Mais derrière les opérations de façade, le problème reste structurel : le Cambodge tolère, voire protège certains de ces réseaux.


Une corruption qui empêche toute solution durable

Officiellement, Phnom Penh affirme lutter contre la cybercriminalité.
Des milliers d’arrestations auraient eu lieu, et un comité spécial a été créé pour coordonner la lutte contre la traite d’êtres humains.
Mais les ONG, notamment Amnesty International, dénoncent une réponse purement symbolique.

La raison est simple : les principaux acteurs de ces trafics sont liés au pouvoir économique et politique.
Parmi eux, Chen Zhi, homme d’affaires sino-cambodgien et conseiller du Premier ministre, récemment sanctionné par les États-Unis pour fraude en ligne et blanchiment de milliards de dollars en cryptomonnaies.

Tant que ces liens subsisteront, aucun démantèlement durable ne sera possible.

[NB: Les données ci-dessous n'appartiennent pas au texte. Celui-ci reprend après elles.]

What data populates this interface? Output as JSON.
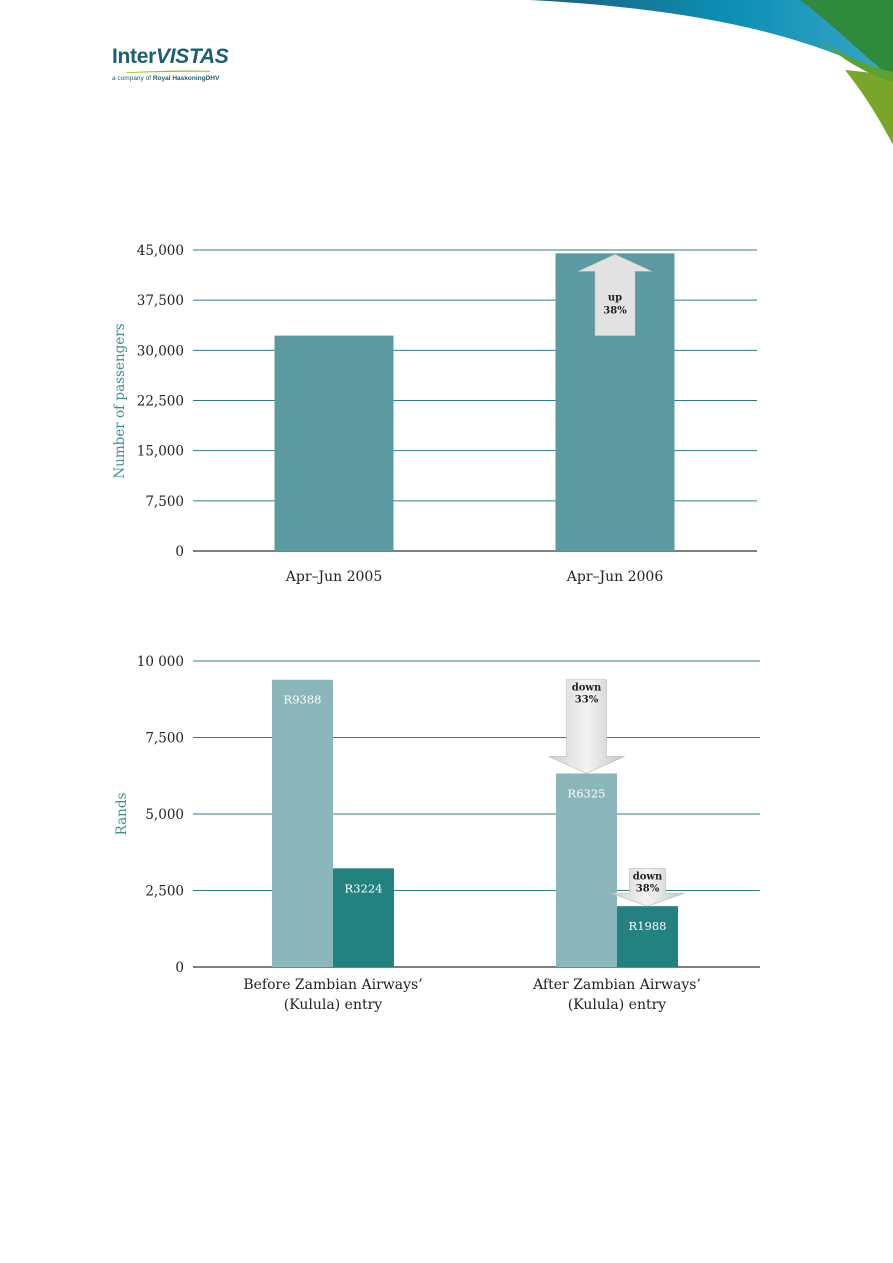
{
  "brand": {
    "name_part1": "Inter",
    "name_part2": "VISTAS",
    "tagline_part1": "a company of ",
    "tagline_part2": "Royal HaskoningDHV",
    "colors": {
      "teal": "#1b5f74",
      "lime": "#9bc31c",
      "blue": "#0b8fb3",
      "green": "#3f8f3a"
    }
  },
  "chart_data": [
    {
      "type": "bar",
      "title": "",
      "xlabel": "",
      "ylabel": "Number of passengers",
      "ylim": [
        0,
        45000
      ],
      "yticks": [
        0,
        7500,
        15000,
        22500,
        30000,
        37500,
        45000
      ],
      "ytick_labels": [
        "0",
        "7,500",
        "15,000",
        "22,500",
        "30,000",
        "37,500",
        "45,000"
      ],
      "categories": [
        "Apr–Jun 2005",
        "Apr–Jun 2006"
      ],
      "values": [
        32200,
        44500
      ],
      "bar_color": "#5a9aa0",
      "grid": true,
      "annotation": {
        "line1": "up",
        "line2": "38%",
        "category_index": 1,
        "from": 32200,
        "to": 44500
      }
    },
    {
      "type": "bar",
      "title": "",
      "xlabel": "",
      "ylabel": "Rands",
      "ylim": [
        0,
        10000
      ],
      "yticks": [
        0,
        2500,
        5000,
        7500,
        10000
      ],
      "ytick_labels": [
        "0",
        "2,500",
        "5,000",
        "7,500",
        "10 000"
      ],
      "categories": [
        {
          "line1": "Before Zambian Airways’",
          "line2": "(Kulula) entry"
        },
        {
          "line1": "After Zambian Airways’",
          "line2": "(Kulula) entry"
        }
      ],
      "series": [
        {
          "values": [
            9388,
            6325
          ],
          "labels": [
            "R9388",
            "R6325"
          ],
          "color": "#8bb6ba"
        },
        {
          "values": [
            3224,
            1988
          ],
          "labels": [
            "R3224",
            "R1988"
          ],
          "color": "#23827f"
        }
      ],
      "grid": true,
      "annotations": [
        {
          "line1": "down",
          "line2": "33%",
          "category_index": 1,
          "series_index": 0,
          "from": 9388,
          "to": 6325
        },
        {
          "line1": "down",
          "line2": "38%",
          "category_index": 1,
          "series_index": 1,
          "from": 3224,
          "to": 1988
        }
      ]
    }
  ]
}
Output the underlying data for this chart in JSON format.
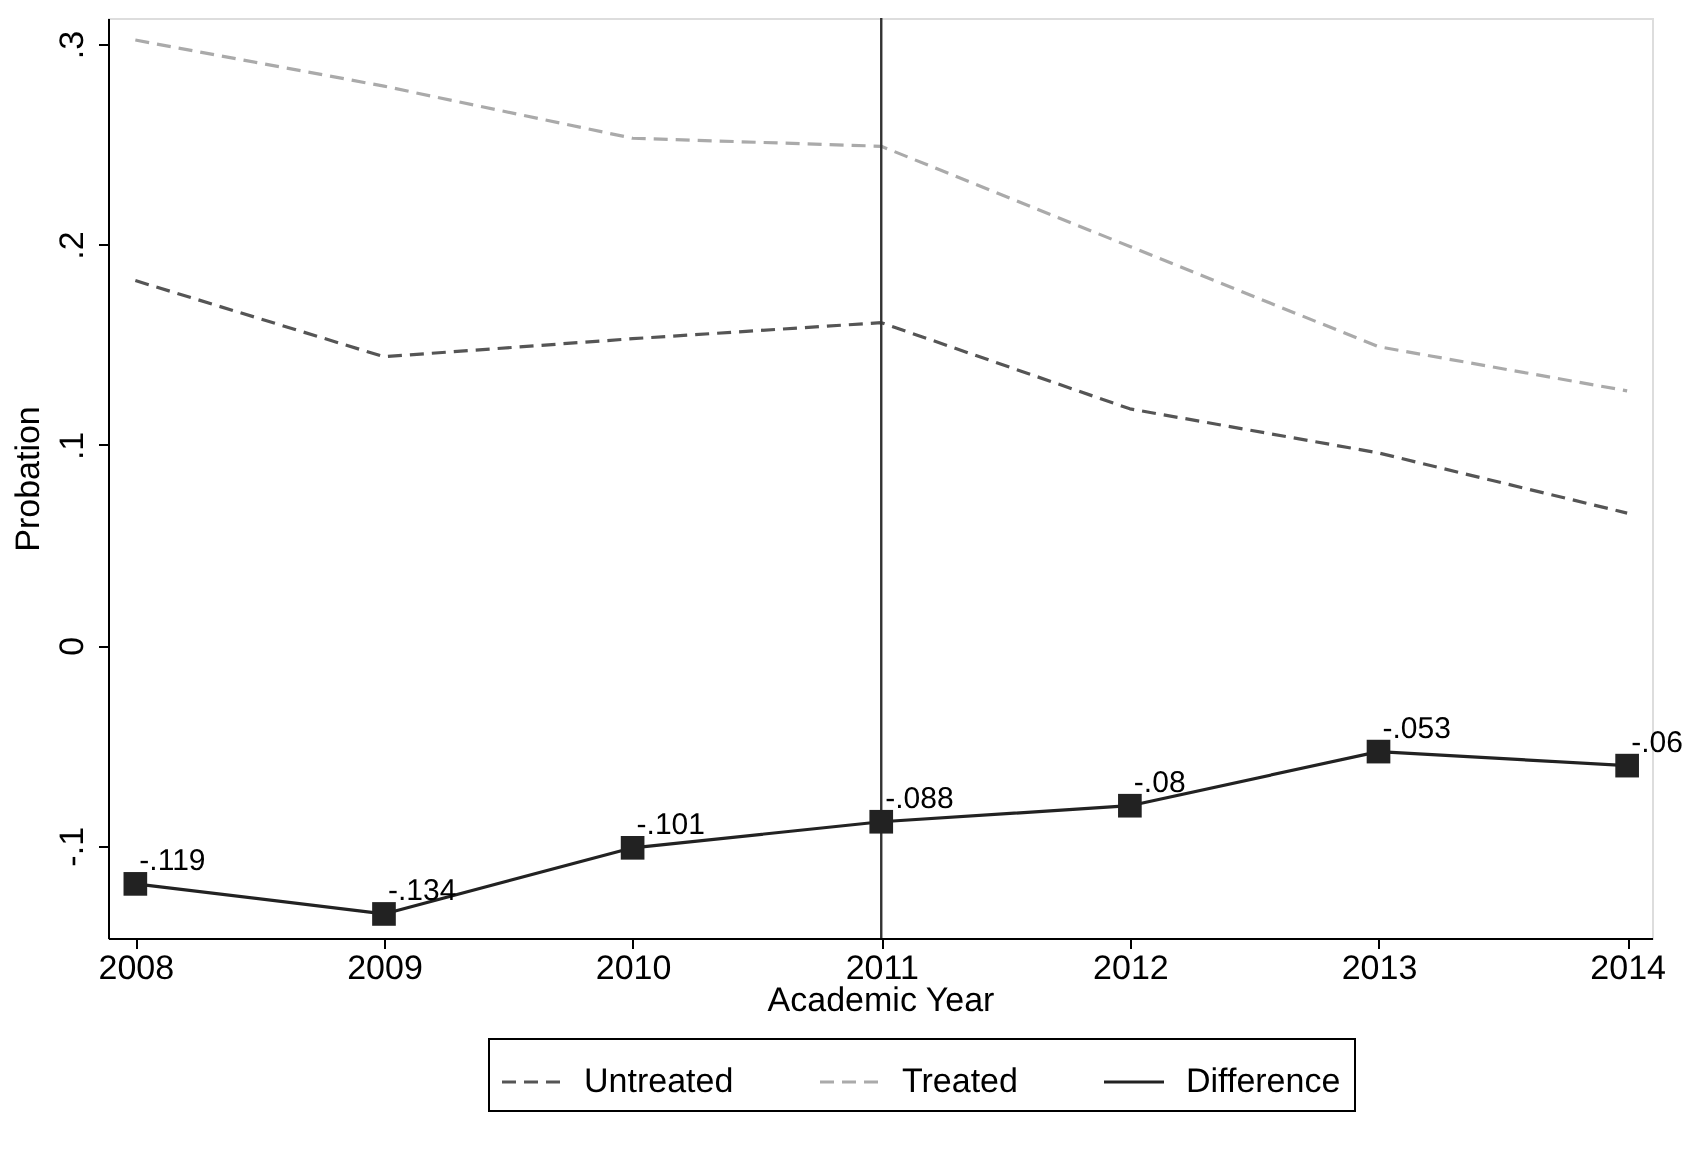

Un système global, une mécanique identique

Ce qui se passe au Cambodge rejoint ce que j’expliquais dans mon précédent article sur le Pig Butchering.
La mécanique est la même :

  • on appâte par la promesse (amour, richesse, emploi) ;
  • on enchaîne par la confiance ;
  • puis on détruit la victime, financièrement ou physiquement.

Ces escroqueries ne sont plus seulement des délits financiers : ce sont des structures économiques mafieuses, mondialisées, organisées et pilotées depuis des zones franches du crime.

Les victimes occidentales qui perdent leurs économies sur une fausse appli de trading sont en réalité les cibles finales d’une chaîne d’exploitation humaine :
des jeunes Asiatiques réduits en esclavage pour arnaquer d’autres innocents, à des milliers de kilomètres.


Le web, miroir des dérives du monde réel

Depuis plus de vingt ans, j’accompagne des entreprises et des particuliers dans leur usage du web.
Et je le répète souvent : Internet n’amplifie pas seulement l’intelligence collective — il amplifie aussi la cupidité, la solitude et le crime organisé.

Ce que nous voyons aujourd’hui, c’est une mutation du crime : il n’est plus seulement numérique, il est humain, systémique et économique.
Le Cambodge, la Birmanie ou le Laos ne sont que les laboratoires visibles d’un phénomène mondial.


Une responsabilité collective

Nous avons tous un rôle à jouer :

  • Les États doivent exiger plus de transparence et sanctionner les pays complices.
  • Les plateformes doivent renforcer la vérification des offres d’emploi et des publicités financières.
  • Et nous, utilisateurs, devons apprendre à douter intelligemment.

Parce qu’au fond, ces histoires tragiques nous rappellent une vérité simple :
la naïveté numérique se paie toujours cher — quelque part, quelqu’un en profite.


Georges Corre – Consultant web & SEO
cor.Re – regards numériques sur le monde

D’après des faits rapportés par Philippe Mesmer et Brice Pedroletti (Le Monde, octobre 2025), et complétés par les analyses de mon article précédent : “Pig Butchering (Shāzhūpán) : une arnaque mondiale qui enferme victimes et bourreaux”.